We thank the reviewer for raising this important issue. To ensure that the rubric was followed consistently, each LLM evaluator received the full rubric and score definitions, along with an explicit directive discouraging inflated ratings. The models rated independently, without access to prior evaluations, and malformed outputs were automatically excluded. These clarifications have been added in Section 2.3.
- The paper provides limited details on how the rubric-based evaluation was implemented. The prompts in Section 2.6 ("Prompt Set") do not explicitly align with the rubric criteria. The rule-based evaluation is also insufficiently described. These issues hinder reproducibility.
We thank the reviewer for highlighting the need for greater clarity. In response, we have expanded Section 2.3 to describe the evaluation prompt in more detail, including the rubric anchors and the structure of the input. We have also clarified in Section 2.7 how the rule-based evaluation operates, including the use of regular expressions for anomaly detection and a curated keyword lexicon for value identification. These additions aim to improve transparency and reproducibility.

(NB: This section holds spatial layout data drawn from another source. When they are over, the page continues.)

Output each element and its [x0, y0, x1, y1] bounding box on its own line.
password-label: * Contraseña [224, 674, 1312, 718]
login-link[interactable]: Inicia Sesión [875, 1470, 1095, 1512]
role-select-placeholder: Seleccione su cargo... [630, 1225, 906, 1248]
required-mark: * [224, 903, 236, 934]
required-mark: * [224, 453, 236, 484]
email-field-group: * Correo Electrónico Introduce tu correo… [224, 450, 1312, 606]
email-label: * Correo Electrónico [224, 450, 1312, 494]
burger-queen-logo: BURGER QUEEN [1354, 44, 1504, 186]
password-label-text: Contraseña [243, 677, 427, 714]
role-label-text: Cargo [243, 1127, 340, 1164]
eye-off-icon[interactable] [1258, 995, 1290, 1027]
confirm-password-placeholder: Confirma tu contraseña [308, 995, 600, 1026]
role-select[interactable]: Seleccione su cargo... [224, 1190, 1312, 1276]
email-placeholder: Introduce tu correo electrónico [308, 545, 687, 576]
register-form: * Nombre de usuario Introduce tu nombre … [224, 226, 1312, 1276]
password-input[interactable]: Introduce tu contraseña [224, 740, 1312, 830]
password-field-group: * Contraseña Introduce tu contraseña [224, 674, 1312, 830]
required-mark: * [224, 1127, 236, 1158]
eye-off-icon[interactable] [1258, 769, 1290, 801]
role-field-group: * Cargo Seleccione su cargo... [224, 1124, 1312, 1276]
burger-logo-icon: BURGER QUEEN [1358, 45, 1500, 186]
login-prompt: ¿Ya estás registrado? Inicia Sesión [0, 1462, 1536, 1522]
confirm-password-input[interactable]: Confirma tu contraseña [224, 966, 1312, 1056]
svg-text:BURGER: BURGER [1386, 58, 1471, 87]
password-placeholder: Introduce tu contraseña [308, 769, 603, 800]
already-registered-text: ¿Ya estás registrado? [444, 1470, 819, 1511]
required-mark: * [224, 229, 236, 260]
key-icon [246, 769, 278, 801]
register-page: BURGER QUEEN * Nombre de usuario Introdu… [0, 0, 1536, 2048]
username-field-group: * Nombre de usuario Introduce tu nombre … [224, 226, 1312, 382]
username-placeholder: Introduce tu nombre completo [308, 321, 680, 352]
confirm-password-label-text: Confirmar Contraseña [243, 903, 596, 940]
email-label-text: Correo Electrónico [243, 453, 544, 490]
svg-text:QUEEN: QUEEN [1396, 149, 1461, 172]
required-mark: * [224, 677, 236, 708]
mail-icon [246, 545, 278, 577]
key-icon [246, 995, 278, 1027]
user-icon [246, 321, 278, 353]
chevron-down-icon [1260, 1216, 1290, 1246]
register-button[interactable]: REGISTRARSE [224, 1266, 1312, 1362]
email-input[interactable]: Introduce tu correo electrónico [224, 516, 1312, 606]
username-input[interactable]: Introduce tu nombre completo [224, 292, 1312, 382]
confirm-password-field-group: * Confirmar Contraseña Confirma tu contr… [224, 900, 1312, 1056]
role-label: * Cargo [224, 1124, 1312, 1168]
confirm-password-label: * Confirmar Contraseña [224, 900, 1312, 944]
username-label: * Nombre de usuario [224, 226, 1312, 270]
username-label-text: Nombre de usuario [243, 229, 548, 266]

- Since LLMs tend to overrate each other’s outputs, using LLMs to evaluate other LLMs may introduce systematic bias. For a work focused on evaluation methodology, it is crucial to validate the fairness and objectivity of the proposed framework. Including a human annotation baseline or correlation with human judgments would strengthen the work.
We fully agree with this concern. While our evaluation relies on LLMs, we mitigated potential scoring bias by using two independent evaluators with no shared context and strict rubric instructions. We have added a paragraph in Section 4.2 acknowledging this limitation and identifying human-based validation as an essential direction for future work.
Round 2
Reviewer 3 Report
Comments and Suggestions for AuthorsThe authors clearly took the reviewer feedback and made a sincere effort to improve the manuscript. The expanded explanations in Sections 2.3, 2.6, 2.7, and 4.2 are appreciated.

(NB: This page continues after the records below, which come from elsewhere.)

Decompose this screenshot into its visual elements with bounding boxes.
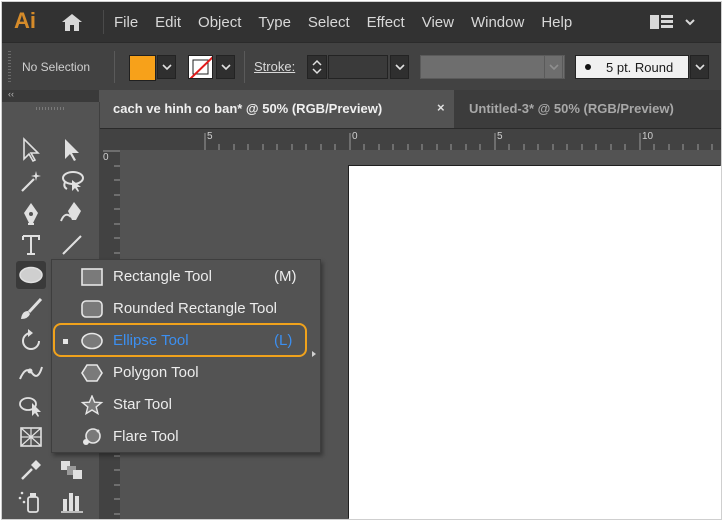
brush-dropdown[interactable] <box>690 55 709 79</box>
app-logo: Ai <box>14 8 36 33</box>
menu-items: File Edit Object Type Select Effect View… <box>114 2 589 42</box>
flare-icon <box>80 427 104 447</box>
flyout-item-polygon-tool[interactable]: Polygon Tool <box>52 357 320 389</box>
illustrator-window: Ai File Edit Object Type Select Effect V… <box>1 1 722 520</box>
magic-wand-tool-icon[interactable] <box>16 167 46 195</box>
ruler-label: 0 <box>352 131 358 142</box>
ellipse-tool-highlight <box>53 323 307 357</box>
width-tool-icon[interactable] <box>16 359 46 387</box>
stroke-weight-input[interactable] <box>328 55 388 79</box>
stroke-weight-stepper[interactable] <box>307 55 327 79</box>
stroke-label[interactable]: Stroke: <box>254 59 295 74</box>
flyout-tearoff-arrow-icon[interactable] <box>312 351 316 357</box>
ruler-label: 5 <box>497 131 503 142</box>
menu-select[interactable]: Select <box>308 14 350 31</box>
ruler-label: 10 <box>642 131 654 142</box>
ruler-label: 0 <box>103 152 109 163</box>
tab-title: cach ve hinh co ban* @ 50% (RGB/Preview) <box>113 101 383 116</box>
pen-tool-icon[interactable] <box>16 199 46 227</box>
selection-tool-icon[interactable] <box>16 135 46 163</box>
type-tool-icon[interactable] <box>16 231 46 259</box>
flyout-label: Rectangle Tool <box>113 268 212 285</box>
tab-untitled-3[interactable]: Untitled-3* @ 50% (RGB/Preview) <box>469 101 674 116</box>
flyout-label: Star Tool <box>113 396 172 413</box>
collapse-panel-button[interactable]: ‹‹ <box>8 89 14 99</box>
menu-file[interactable]: File <box>114 14 138 31</box>
menu-divider <box>103 10 104 34</box>
tools-panel-header: ‹‹ <box>2 89 99 102</box>
brush-label: 5 pt. Round <box>606 60 674 75</box>
brush-definition[interactable]: 5 pt. Round <box>575 55 689 79</box>
perspective-grid-tool-icon[interactable] <box>16 423 46 451</box>
flyout-label: Rounded Rectangle Tool <box>113 300 278 317</box>
stroke-color-swatch[interactable] <box>188 55 213 79</box>
star-icon <box>80 394 104 416</box>
menu-view[interactable]: View <box>422 14 454 31</box>
ruler-label: 5 <box>207 131 213 142</box>
document-tabs: cach ve hinh co ban* @ 50% (RGB/Preview)… <box>99 90 721 129</box>
flyout-label: Flare Tool <box>113 428 179 445</box>
blend-tool-icon[interactable] <box>57 455 87 483</box>
symbol-sprayer-tool-icon[interactable] <box>16 487 46 515</box>
menu-window[interactable]: Window <box>471 14 524 31</box>
brush-dot-icon <box>585 64 591 70</box>
control-divider <box>114 51 115 83</box>
column-graph-tool-icon[interactable] <box>57 487 87 515</box>
tools-panel-grip[interactable] <box>36 107 66 110</box>
line-segment-tool-icon[interactable] <box>57 231 87 259</box>
flyout-shortcut: (M) <box>274 268 297 285</box>
menu-effect[interactable]: Effect <box>367 14 405 31</box>
control-divider <box>244 51 245 83</box>
horizontal-ruler: 5 0 5 10 <box>99 129 721 151</box>
lasso-tool-icon[interactable] <box>57 167 87 195</box>
menu-bar: Ai File Edit Object Type Select Effect V… <box>2 2 721 42</box>
stroke-dropdown[interactable] <box>216 55 235 79</box>
workspace-switcher[interactable] <box>650 14 698 30</box>
flyout-item-rounded-rectangle-tool[interactable]: Rounded Rectangle Tool <box>52 293 320 325</box>
eyedropper-tool-icon[interactable] <box>16 455 46 483</box>
curvature-tool-icon[interactable] <box>57 199 87 227</box>
direct-selection-tool-icon[interactable] <box>57 135 87 163</box>
artboard[interactable] <box>349 166 721 519</box>
rounded-rectangle-icon <box>80 299 104 319</box>
rectangle-icon <box>80 267 104 287</box>
fill-dropdown[interactable] <box>157 55 176 79</box>
menu-help[interactable]: Help <box>541 14 572 31</box>
ellipse-tool-icon[interactable] <box>16 261 46 289</box>
paintbrush-tool-icon[interactable] <box>16 295 46 323</box>
polygon-icon <box>80 363 104 383</box>
control-bar-grip[interactable] <box>8 51 11 83</box>
fill-color-swatch[interactable] <box>129 55 156 81</box>
flyout-item-flare-tool[interactable]: Flare Tool <box>52 421 320 453</box>
menu-object[interactable]: Object <box>198 14 241 31</box>
close-icon[interactable]: × <box>437 100 445 115</box>
menu-type[interactable]: Type <box>258 14 291 31</box>
home-icon[interactable] <box>60 12 84 32</box>
selection-status: No Selection <box>22 60 91 74</box>
tab-active-document[interactable]: cach ve hinh co ban* @ 50% (RGB/Preview)… <box>99 90 454 128</box>
menu-edit[interactable]: Edit <box>155 14 181 31</box>
rotate-tool-icon[interactable] <box>16 327 46 355</box>
stroke-weight-dropdown[interactable] <box>390 55 409 79</box>
flyout-label: Polygon Tool <box>113 364 199 381</box>
flyout-item-star-tool[interactable]: Star Tool <box>52 389 320 421</box>
shape-builder-tool-icon[interactable] <box>16 391 46 419</box>
variable-width-dropdown[interactable] <box>544 55 563 79</box>
flyout-item-rectangle-tool[interactable]: Rectangle Tool (M) <box>52 261 320 293</box>
control-bar: No Selection Stroke: 5 pt. Round <box>2 42 721 91</box>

To further improve the manuscript, adding a short "Limitations" subsection may be helpful.
Author Response
We sincerely thank the reviewers for their relevant and constructive comments. These suggestions have helped improve the quality of our paper and make it more informative and readable. We have carefully considered all comments, and made every effort to comply with the recommendations of the reviewers.
The authors clearly took the reviewer feedback and made a sincere effort to improve the manuscript. The expanded explanations in Sections 2.3, 2.6, 2.7, and 4.2 are appreciated.
Thank you!
To further improve the manuscript, adding a short "Limitations" subsection may be helpful.
We appreciate the suggestion. The existing limitations discussion has been clarified and retitled as a dedicated “Study Limitations” subsection (Section 4.3) to explicitly address this point.